Below are a few of the YouTube channels I’ve used in the past to teach new concepts and as extension activities in class. If you’re looking to spark your child’s curiosity or take their understanding of maths to the next level, these channels are a great place to start. Maths is actually a really creative subject; once you are secure in the basics, the subject only gets more and more interesting as you find new ways of using the rules you’ve been taught.

 

Mathantics: https://www.youtube.com/user/mathantics

It’s very American and cheesy but it teaches the basics in a really clear fashion.

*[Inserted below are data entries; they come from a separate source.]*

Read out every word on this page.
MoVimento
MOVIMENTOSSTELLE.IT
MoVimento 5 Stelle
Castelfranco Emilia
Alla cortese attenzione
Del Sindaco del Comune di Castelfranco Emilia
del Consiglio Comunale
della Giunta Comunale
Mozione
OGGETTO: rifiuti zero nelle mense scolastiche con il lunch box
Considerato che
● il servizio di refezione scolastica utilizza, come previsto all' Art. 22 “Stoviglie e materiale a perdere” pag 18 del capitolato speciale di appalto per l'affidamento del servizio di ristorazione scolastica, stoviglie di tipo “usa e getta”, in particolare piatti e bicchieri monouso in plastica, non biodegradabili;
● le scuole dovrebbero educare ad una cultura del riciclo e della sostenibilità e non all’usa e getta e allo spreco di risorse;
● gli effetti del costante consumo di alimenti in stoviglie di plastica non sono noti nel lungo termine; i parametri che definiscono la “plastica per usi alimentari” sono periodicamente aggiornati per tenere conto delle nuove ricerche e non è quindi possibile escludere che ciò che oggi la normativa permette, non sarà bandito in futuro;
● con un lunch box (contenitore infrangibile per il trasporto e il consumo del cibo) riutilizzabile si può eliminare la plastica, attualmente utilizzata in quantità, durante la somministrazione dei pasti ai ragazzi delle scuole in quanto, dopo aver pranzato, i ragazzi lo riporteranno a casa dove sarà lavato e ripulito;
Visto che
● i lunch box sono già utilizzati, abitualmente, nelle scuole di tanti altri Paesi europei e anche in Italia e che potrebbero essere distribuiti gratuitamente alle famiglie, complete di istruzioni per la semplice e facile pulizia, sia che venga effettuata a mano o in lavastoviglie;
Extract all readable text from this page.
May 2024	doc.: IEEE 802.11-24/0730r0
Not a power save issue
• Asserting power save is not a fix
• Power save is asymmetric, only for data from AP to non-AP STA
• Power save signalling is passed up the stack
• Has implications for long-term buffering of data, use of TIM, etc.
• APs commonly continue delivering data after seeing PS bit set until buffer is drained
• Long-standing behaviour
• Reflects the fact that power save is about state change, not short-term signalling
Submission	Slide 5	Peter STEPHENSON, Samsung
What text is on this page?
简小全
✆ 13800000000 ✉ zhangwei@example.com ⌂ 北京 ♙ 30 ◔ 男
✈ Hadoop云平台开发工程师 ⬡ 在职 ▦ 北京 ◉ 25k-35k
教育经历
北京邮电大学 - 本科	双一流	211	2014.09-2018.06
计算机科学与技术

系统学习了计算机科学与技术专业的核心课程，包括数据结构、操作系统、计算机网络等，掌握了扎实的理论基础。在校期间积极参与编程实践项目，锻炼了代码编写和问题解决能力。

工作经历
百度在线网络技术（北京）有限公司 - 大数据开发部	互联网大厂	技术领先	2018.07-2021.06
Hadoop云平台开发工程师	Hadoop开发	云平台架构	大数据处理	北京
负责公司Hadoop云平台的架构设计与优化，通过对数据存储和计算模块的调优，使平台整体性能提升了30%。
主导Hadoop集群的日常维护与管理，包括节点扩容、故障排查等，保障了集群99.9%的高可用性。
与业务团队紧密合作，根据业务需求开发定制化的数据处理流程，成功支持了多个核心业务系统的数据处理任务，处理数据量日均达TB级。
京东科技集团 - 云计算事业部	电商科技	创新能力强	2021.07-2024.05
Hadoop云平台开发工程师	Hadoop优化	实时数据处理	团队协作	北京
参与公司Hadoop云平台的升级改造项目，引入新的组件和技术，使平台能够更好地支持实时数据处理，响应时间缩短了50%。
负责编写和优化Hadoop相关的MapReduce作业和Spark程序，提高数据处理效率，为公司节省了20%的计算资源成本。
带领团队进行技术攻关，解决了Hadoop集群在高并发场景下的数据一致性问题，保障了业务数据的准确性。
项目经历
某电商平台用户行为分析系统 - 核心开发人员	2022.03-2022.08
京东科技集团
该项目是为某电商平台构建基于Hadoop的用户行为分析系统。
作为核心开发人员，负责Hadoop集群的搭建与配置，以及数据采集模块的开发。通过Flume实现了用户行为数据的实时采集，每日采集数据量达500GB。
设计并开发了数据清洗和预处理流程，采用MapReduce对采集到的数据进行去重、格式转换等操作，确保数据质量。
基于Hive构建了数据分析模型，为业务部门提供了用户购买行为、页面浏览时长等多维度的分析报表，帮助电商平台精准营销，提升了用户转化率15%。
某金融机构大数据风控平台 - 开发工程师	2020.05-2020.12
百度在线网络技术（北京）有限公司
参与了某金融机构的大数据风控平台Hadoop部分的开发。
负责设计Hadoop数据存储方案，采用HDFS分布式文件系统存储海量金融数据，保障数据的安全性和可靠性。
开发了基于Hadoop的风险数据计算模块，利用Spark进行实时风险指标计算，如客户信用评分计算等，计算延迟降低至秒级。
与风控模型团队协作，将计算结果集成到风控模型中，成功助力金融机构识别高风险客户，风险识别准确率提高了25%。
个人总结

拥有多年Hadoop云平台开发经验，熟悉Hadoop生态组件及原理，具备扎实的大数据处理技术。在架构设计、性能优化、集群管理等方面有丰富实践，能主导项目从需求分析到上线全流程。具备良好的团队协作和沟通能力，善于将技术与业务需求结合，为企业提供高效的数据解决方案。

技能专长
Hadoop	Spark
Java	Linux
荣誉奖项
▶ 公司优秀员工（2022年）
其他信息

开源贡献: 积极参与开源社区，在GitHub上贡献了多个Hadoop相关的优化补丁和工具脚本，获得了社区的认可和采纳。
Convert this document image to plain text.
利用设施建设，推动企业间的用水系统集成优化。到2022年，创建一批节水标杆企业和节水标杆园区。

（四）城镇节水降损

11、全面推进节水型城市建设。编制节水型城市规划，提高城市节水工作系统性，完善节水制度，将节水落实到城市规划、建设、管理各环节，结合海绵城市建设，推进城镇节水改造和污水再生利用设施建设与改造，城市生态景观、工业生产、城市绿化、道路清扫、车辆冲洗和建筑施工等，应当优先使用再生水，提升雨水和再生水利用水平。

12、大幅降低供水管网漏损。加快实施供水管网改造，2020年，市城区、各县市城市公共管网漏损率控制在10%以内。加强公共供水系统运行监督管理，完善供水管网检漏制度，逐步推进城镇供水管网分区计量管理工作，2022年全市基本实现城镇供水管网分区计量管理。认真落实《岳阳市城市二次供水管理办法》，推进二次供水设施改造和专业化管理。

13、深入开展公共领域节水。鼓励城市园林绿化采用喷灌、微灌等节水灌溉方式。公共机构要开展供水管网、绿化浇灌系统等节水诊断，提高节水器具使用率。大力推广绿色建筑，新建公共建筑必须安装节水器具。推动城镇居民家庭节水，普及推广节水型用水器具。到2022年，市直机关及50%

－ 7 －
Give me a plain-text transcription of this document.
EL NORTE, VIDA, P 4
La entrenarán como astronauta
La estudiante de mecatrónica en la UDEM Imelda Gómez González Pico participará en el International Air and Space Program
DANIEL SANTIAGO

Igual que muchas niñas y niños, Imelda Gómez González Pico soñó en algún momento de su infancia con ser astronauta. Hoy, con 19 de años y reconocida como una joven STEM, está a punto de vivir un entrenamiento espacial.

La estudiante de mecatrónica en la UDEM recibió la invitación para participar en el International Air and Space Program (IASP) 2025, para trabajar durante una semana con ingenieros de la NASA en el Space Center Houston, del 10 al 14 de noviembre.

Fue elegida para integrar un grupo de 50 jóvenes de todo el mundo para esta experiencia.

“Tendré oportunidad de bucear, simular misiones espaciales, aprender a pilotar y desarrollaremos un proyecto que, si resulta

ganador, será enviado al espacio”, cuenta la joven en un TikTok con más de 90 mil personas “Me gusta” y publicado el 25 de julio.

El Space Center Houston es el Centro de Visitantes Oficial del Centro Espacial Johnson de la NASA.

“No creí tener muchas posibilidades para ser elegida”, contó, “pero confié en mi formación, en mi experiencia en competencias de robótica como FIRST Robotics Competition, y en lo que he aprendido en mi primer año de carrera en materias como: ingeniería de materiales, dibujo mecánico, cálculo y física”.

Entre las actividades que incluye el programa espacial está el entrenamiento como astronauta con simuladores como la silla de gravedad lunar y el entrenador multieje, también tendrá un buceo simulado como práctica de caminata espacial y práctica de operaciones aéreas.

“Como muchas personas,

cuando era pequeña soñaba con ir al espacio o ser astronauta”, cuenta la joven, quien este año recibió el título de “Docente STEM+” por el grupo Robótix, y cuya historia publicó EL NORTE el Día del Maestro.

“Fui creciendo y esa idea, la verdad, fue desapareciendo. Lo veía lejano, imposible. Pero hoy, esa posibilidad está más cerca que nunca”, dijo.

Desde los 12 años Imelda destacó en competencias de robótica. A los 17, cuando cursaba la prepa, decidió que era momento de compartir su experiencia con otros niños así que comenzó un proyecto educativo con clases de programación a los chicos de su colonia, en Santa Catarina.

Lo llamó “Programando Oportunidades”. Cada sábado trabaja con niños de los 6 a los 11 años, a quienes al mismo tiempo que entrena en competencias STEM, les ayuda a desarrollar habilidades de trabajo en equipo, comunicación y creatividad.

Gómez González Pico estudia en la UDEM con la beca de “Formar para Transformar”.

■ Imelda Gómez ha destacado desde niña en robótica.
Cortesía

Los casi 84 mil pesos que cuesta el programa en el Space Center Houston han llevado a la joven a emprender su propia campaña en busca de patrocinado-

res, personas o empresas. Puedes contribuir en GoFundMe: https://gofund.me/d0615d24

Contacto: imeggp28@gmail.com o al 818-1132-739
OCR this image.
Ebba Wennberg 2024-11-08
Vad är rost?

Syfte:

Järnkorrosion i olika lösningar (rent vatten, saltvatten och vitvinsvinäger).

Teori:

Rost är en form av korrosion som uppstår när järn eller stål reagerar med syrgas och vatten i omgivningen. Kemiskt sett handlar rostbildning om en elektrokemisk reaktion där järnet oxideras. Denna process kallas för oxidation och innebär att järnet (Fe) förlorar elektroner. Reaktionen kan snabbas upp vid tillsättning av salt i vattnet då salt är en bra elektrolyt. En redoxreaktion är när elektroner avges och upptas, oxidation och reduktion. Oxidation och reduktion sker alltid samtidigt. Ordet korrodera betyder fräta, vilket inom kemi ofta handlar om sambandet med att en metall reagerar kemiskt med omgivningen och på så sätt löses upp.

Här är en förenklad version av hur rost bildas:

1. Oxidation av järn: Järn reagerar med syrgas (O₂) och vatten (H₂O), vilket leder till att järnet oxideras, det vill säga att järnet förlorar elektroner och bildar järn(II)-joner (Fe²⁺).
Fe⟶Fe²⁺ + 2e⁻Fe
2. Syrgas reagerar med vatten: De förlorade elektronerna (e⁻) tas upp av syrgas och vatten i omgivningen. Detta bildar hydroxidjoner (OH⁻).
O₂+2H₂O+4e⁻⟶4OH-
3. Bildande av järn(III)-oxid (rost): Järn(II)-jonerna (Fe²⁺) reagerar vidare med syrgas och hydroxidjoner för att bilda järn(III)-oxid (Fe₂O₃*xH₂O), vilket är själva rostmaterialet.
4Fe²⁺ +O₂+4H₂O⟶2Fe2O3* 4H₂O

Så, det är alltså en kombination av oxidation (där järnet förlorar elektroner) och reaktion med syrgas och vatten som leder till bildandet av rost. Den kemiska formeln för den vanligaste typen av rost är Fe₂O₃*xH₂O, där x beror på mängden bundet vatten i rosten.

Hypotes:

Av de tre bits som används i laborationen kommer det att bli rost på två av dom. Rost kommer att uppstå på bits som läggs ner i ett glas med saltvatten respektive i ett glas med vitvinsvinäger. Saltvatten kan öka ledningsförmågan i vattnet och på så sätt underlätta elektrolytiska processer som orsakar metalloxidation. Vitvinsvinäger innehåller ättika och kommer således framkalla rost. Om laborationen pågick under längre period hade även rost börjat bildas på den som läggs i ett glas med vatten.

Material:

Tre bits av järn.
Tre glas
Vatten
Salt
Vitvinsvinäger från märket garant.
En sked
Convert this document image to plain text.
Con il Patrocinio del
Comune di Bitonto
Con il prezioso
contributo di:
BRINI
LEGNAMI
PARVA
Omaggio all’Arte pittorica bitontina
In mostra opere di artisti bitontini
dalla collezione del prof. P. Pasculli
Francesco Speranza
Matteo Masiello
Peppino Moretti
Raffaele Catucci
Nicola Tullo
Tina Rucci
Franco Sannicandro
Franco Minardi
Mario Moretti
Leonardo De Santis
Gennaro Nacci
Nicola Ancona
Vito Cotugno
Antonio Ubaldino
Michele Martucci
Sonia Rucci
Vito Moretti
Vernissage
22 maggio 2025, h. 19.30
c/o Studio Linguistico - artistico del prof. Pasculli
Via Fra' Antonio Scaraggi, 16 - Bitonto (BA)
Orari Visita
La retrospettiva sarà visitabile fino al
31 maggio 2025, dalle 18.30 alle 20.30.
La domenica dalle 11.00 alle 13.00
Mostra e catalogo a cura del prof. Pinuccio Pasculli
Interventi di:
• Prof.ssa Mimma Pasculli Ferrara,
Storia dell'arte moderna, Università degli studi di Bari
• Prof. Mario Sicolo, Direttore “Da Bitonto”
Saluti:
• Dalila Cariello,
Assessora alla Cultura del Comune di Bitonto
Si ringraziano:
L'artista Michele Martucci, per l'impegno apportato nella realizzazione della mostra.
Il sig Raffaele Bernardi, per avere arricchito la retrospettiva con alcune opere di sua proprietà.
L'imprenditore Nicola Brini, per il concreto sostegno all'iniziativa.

This is a great channel for any children (or parents) wanting a refresher on any of the previously covered topics in KS2. It’s also going to be a fantastic resource for covering many of the topics we may not get a chance to cover this year at school, such as: angles, shape and data/statistics.

I’ll probably link a few useful videos when more work is set.

 

Stand Up Maths: https://www.youtube.com/user/standupmaths

Run by the amazing Matt Parker, Stand up maths is a fantastic channel that explores interesting maths concepts. Most of the content is accessible for children about to enter KS3 and it is explained in a really easy to understand manner. One of his websites – http://think-maths.co.uk/downloads – also contains loads of great extension resources for KS2, which usually link to a video. They are a great problem solving resource that challenges your child to look at maths from a more open perspective. I normally use a lot of the resources here in term 5/6.

 

Numberphile: https://www.youtube.com/user/numberphile

With a wide variety of hosts – including Matt Parker and Dr Hannah Fry – Numberphile is a channel that presents a diverse range of subjects in an easy to access format: weird numbers with fascinating properties; named numbers that have odd stories behind them; impossible puzzles and much more. This channel doesn’t provide many tutorials. However, it’s great for sparking curiosity about maths.